Otuz Üçüncü Bölüm: Düşün, Naomi, Düşün

8.9K 976 177
                                    

İkimiz de partinin verildiği eve bakıyordu. Raymond'ın partisindeki gibi ev ışıklarla öyle parlaklaştırılmıştı ki bir kilometre öteden görebilirdiniz. Evin yakınlarında hiç park yeri bulamadığımız için birkaç sokak uzakta arabayı park etmiştik. Ve sonra ışığın kaynağına doğru ilerledik ve arkamıza bakmadık.

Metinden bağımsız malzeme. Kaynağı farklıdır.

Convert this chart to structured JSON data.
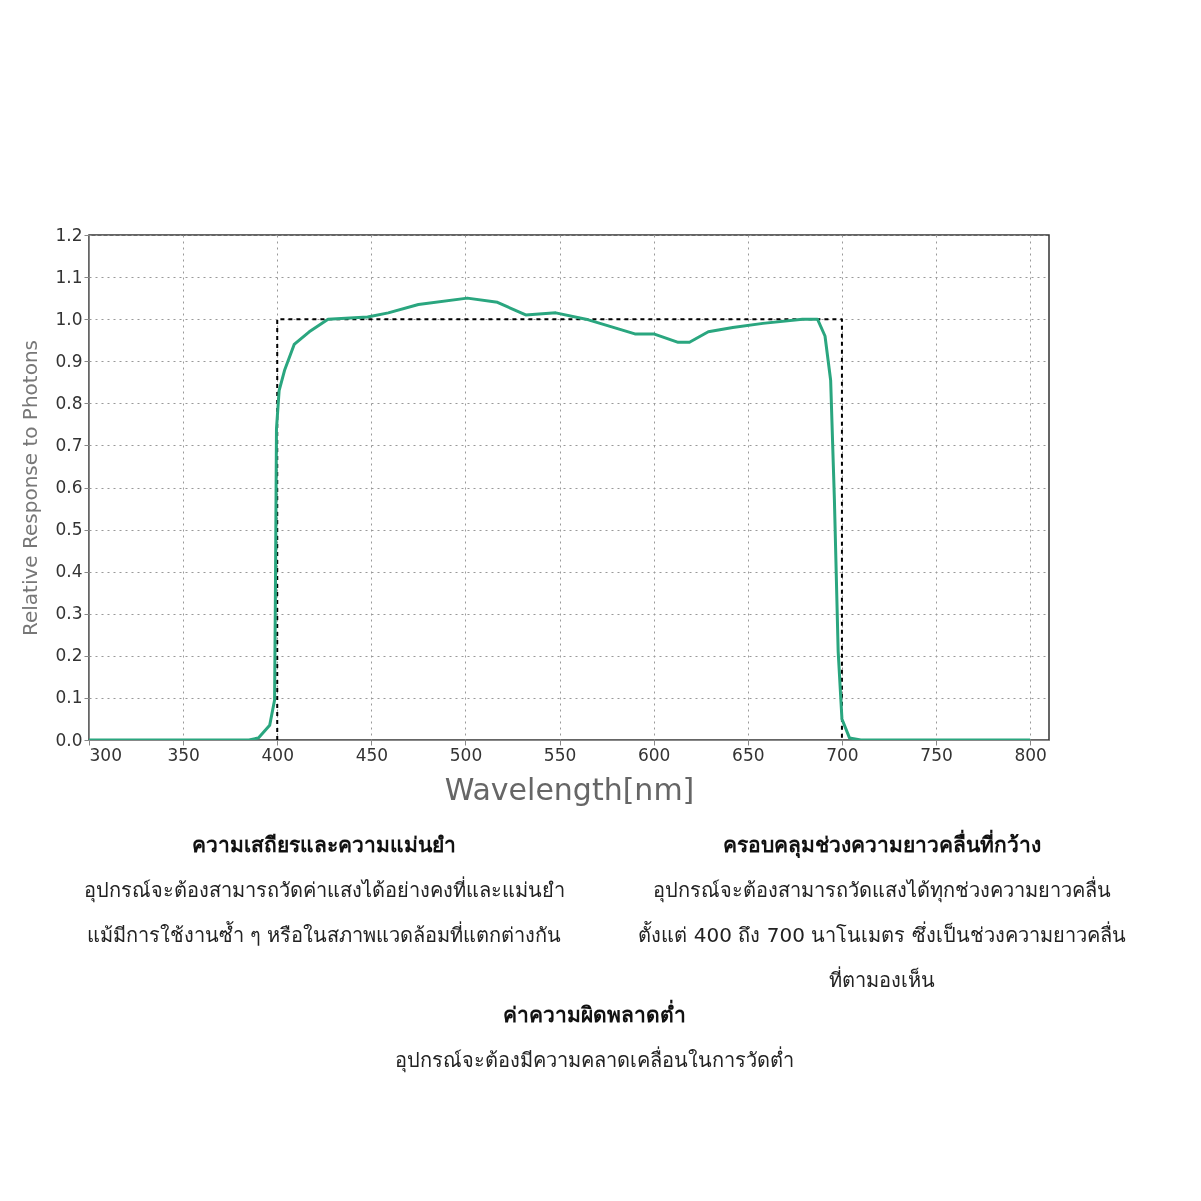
{
  "chart_data": {
    "type": "line",
    "xlabel": "Wavelength[nm]",
    "ylabel": "Relative Response to Photons",
    "xlim": [
      300,
      810
    ],
    "xticks": [
      300,
      350,
      400,
      450,
      500,
      550,
      600,
      650,
      700,
      750,
      800
    ],
    "ylim": [
      0,
      1.2
    ],
    "yticks": [
      {
        "value": 0,
        "label": "0.0"
      },
      {
        "value": 0.1,
        "label": "0.1"
      },
      {
        "value": 0.2,
        "label": "0.2"
      },
      {
        "value": 0.3,
        "label": "0.3"
      },
      {
        "value": 0.4,
        "label": "0.4"
      },
      {
        "value": 0.5,
        "label": "0.5"
      },
      {
        "value": 0.6,
        "label": "0.6"
      },
      {
        "value": 0.7,
        "label": "0.7"
      },
      {
        "value": 0.8,
        "label": "0.8"
      },
      {
        "value": 0.9,
        "label": "0.9"
      },
      {
        "value": 1.0,
        "label": "1.0"
      },
      {
        "value": 1.1,
        "label": "1.1"
      },
      {
        "value": 1.2,
        "label": "1.2"
      }
    ],
    "grid": true,
    "legend": false,
    "series": [
      {
        "line_style": "dashed",
        "color": "#000000",
        "x": [
          400,
          400,
          700,
          700
        ],
        "values": [
          0,
          1.0,
          1.0,
          0
        ]
      },
      {
        "line_style": "solid",
        "color": "#2aa67f",
        "x": [
          300,
          385,
          390,
          396,
          398.6,
          399,
          399.6,
          401,
          404,
          409,
          417,
          427,
          448,
          459,
          475,
          501,
          517,
          532,
          548,
          564,
          579,
          590,
          600,
          613,
          619,
          629,
          642,
          658,
          679,
          687,
          691,
          694,
          696,
          698,
          700,
          704,
          710,
          800
        ],
        "values": [
          0,
          0,
          0.005,
          0.035,
          0.095,
          0.33,
          0.74,
          0.83,
          0.88,
          0.94,
          0.97,
          1.0,
          1.005,
          1.015,
          1.035,
          1.05,
          1.04,
          1.01,
          1.015,
          1.0,
          0.98,
          0.965,
          0.965,
          0.945,
          0.945,
          0.97,
          0.98,
          0.99,
          1.0,
          1.0,
          0.96,
          0.855,
          0.57,
          0.21,
          0.05,
          0.005,
          0,
          0
        ]
      }
    ],
    "annotations": [
      "ความเสถียรและความแม่นยำ",
      "อุปกรณ์จะต้องสามารถวัดค่าแสงได้อย่างคงที่และแม่นยำ",
      "แม้มีการใช้งานซ้ำ ๆ หรือในสภาพแวดล้อมที่แตกต่างกัน",
      "ครอบคลุมช่วงความยาวคลื่นที่กว้าง",
      "อุปกรณ์จะต้องสามารถวัดแสงได้ทุกช่วงความยาวคลื่น",
      "ตั้งแต่ 400 ถึง 700 นาโนเมตร ซึ่งเป็นช่วงความยาวคลื่น",
      "ที่ตามองเห็น",
      "ค่าความผิดพลาดต่ำ",
      "อุปกรณ์จะต้องมีความคลาดเคลื่อนในการวัดต่ำ"
    ]
  }
}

Evden gelen tekno müziği duyabiliyordum ama içeri girdiğimde bunun daha bir on kat falan artacağını biliyordum. Birçok kişi evin dışında, verandada takılıyordu. Sanki gece kulübüne girmeyi bekleyen insanlar gibiydiler. Bazıları içeri girmeye çalışıyordu, bazıları da hızla arkadaşlarına mesaj çekerek biran önce erken gelmelerini söylüyor ve onları bekliyordu. Diğerleri ise boğucu havadan çıkıp temiz hava almak için mola vermişlerdi. Bazıları ulu orta biralarını içiyor, bazıları kaldırımlarda sigara içiyordu, çiftler de ağaçların arasında sevişiyordu. Ve dikkatimi çeken başka bir şey daha vardı.

Parker'ın kolunu dürttüm, "Hey, Parker?"

"Hmm," dedi bana dönerek, "Ne oldu?"

Evin yukarısını gösterdim, "Şu çatıdaki iyi dağıtmış,"

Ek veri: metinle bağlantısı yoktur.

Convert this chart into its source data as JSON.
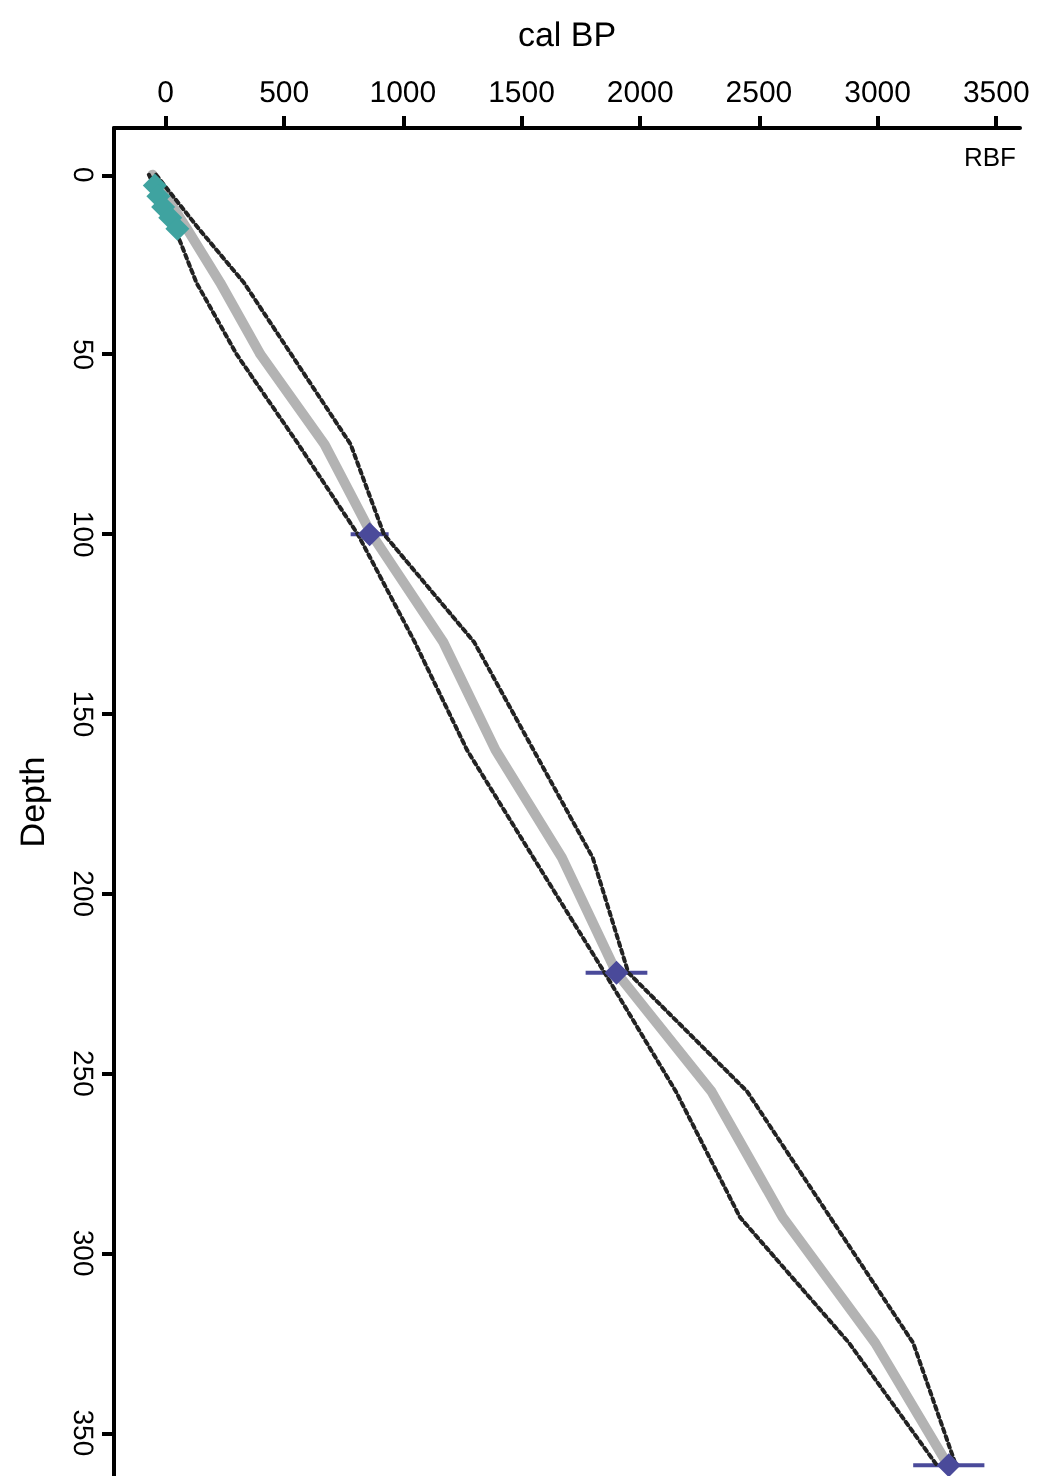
{
  "chart_data": {
    "type": "line",
    "xlabel": "cal BP",
    "ylabel": "Depth",
    "annotations": [
      "RBF"
    ],
    "xlim": [
      -217,
      3600
    ],
    "xticks": [
      0,
      500,
      1000,
      1500,
      2000,
      2500,
      3000,
      3500
    ],
    "ylim": [
      362,
      -13
    ],
    "yticks": [
      0,
      50,
      100,
      150,
      200,
      250,
      300,
      350
    ],
    "grid": false,
    "series": [
      {
        "color": "#9a9a9a",
        "line_style": "solid",
        "x": [
          -55,
          90,
          230,
          400,
          670,
          868,
          1170,
          1390,
          1670,
          1900,
          2300,
          2600,
          2990,
          3297
        ],
        "values": [
          0,
          15,
          30,
          50,
          75,
          100,
          130,
          160,
          190,
          222,
          255,
          290,
          325,
          359
        ]
      },
      {
        "color": "#222222",
        "line_style": "dotted",
        "x": [
          -70,
          40,
          130,
          300,
          560,
          810,
          1050,
          1270,
          1550,
          1850,
          2150,
          2420,
          2880,
          3250
        ],
        "values": [
          0,
          15,
          30,
          50,
          75,
          100,
          130,
          160,
          190,
          222,
          255,
          290,
          325,
          359
        ]
      },
      {
        "color": "#222222",
        "line_style": "dotted",
        "x": [
          -40,
          140,
          330,
          530,
          780,
          920,
          1300,
          1550,
          1800,
          1950,
          2450,
          2800,
          3150,
          3330
        ],
        "values": [
          0,
          15,
          30,
          50,
          75,
          100,
          130,
          160,
          190,
          222,
          255,
          290,
          325,
          359
        ]
      },
      {
        "type": "scatter",
        "color": "#3fa3a0",
        "marker": "diamond",
        "x": [
          -45,
          -30,
          -10,
          20,
          50
        ],
        "values": [
          3,
          6,
          9,
          12,
          15
        ],
        "xerrors": [
          30,
          30,
          30,
          30,
          30
        ]
      },
      {
        "type": "scatter",
        "color": "#4a4a9a",
        "marker": "diamond",
        "x": [
          860,
          1900,
          3300
        ],
        "values": [
          100,
          222,
          359
        ],
        "xerrors": [
          80,
          130,
          150
        ]
      }
    ]
  }
}
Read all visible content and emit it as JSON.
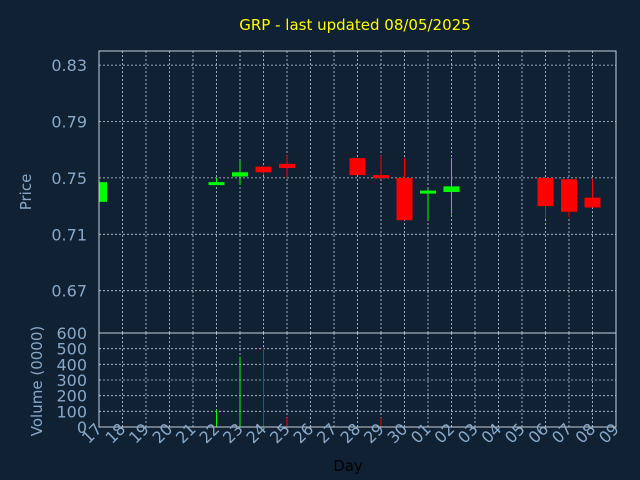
{
  "chart_data": {
    "type": "candlestick",
    "title": "GRP - last updated 08/05/2025",
    "xlabel": "Day",
    "ylabel_price": "Price",
    "ylabel_volume": "Volume (0000)",
    "categories": [
      "17",
      "18",
      "19",
      "20",
      "21",
      "22",
      "23",
      "24",
      "25",
      "26",
      "27",
      "28",
      "29",
      "30",
      "01",
      "02",
      "03",
      "04",
      "05",
      "06",
      "07",
      "08",
      "09"
    ],
    "price_ticks": [
      "0.83",
      "0.79",
      "0.75",
      "0.71",
      "0.67"
    ],
    "price_range": [
      0.64,
      0.84
    ],
    "volume_ticks": [
      "600",
      "500",
      "400",
      "300",
      "200",
      "100",
      "0"
    ],
    "volume_range": [
      0,
      600
    ],
    "grid": true,
    "colors": {
      "up": "#00ff00",
      "down": "#ff0000",
      "background": "#0f2133",
      "title": "#ffff00",
      "ticks": "#8aa8c8"
    },
    "candles": [
      {
        "day": "17",
        "open": 0.733,
        "high": 0.747,
        "low": 0.733,
        "close": 0.747,
        "volume": 0
      },
      {
        "day": "22",
        "open": 0.746,
        "high": 0.75,
        "low": 0.745,
        "close": 0.747,
        "volume": 110
      },
      {
        "day": "23",
        "open": 0.751,
        "high": 0.762,
        "low": 0.745,
        "close": 0.754,
        "volume": 450
      },
      {
        "day": "24",
        "open": 0.758,
        "high": 0.758,
        "low": 0.752,
        "close": 0.754,
        "volume": 510
      },
      {
        "day": "25",
        "open": 0.76,
        "high": 0.766,
        "low": 0.75,
        "close": 0.757,
        "volume": 60
      },
      {
        "day": "28",
        "open": 0.764,
        "high": 0.764,
        "low": 0.752,
        "close": 0.752,
        "volume": 0
      },
      {
        "day": "29",
        "open": 0.752,
        "high": 0.766,
        "low": 0.749,
        "close": 0.75,
        "volume": 60
      },
      {
        "day": "30",
        "open": 0.75,
        "high": 0.764,
        "low": 0.72,
        "close": 0.72,
        "volume": 0
      },
      {
        "day": "01",
        "open": 0.74,
        "high": 0.742,
        "low": 0.72,
        "close": 0.741,
        "volume": 0
      },
      {
        "day": "02",
        "open": 0.74,
        "high": 0.764,
        "low": 0.724,
        "close": 0.744,
        "volume": 0
      },
      {
        "day": "06",
        "open": 0.75,
        "high": 0.75,
        "low": 0.721,
        "close": 0.73,
        "volume": 0
      },
      {
        "day": "07",
        "open": 0.749,
        "high": 0.749,
        "low": 0.722,
        "close": 0.726,
        "volume": 0
      },
      {
        "day": "08",
        "open": 0.736,
        "high": 0.749,
        "low": 0.729,
        "close": 0.729,
        "volume": 0
      }
    ]
  }
}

Parker kafasını kaldırıp gösteridğime baktı. Yarı çıplak bir çocuk elindeki birayla çatıda uzanıyordu, hareket etmiyordu. Ambulans falan çağırmamızı isteyeceğini düşünürken, aksine gülümsedi.

"Aynen, Clinton o."

Ona hayretle baktım, "Tanıyor musun?"

Parker'ın gülümsemesi genişledi. "Tabi ki, partilerde bilinecek ilk isim odur."

Sonra yukarı tekrar baktı ve seslendi, "Hey, Clint!"

Çocuk uykusunda kıpraştı. Parker tekrar adıyla seslendiğinde gözleri açıldı. Çatıda oturur pozisyona gelirken bir yandan eliyle başını tutuyordu. İlk başta nerede olduğunu bilmeyerek etrafına tuhaf bakışlar attı ve sonra bizi gördü.

Birasından bir yudum aldı, "O'neil, sen misin?" diye sordu.

"Bir ve tek olan, evet."

Clinton sırıttı. "Nasılsın adamım?" 

"İyiyim," dedi Parker gülerek. "Parti nasıl?"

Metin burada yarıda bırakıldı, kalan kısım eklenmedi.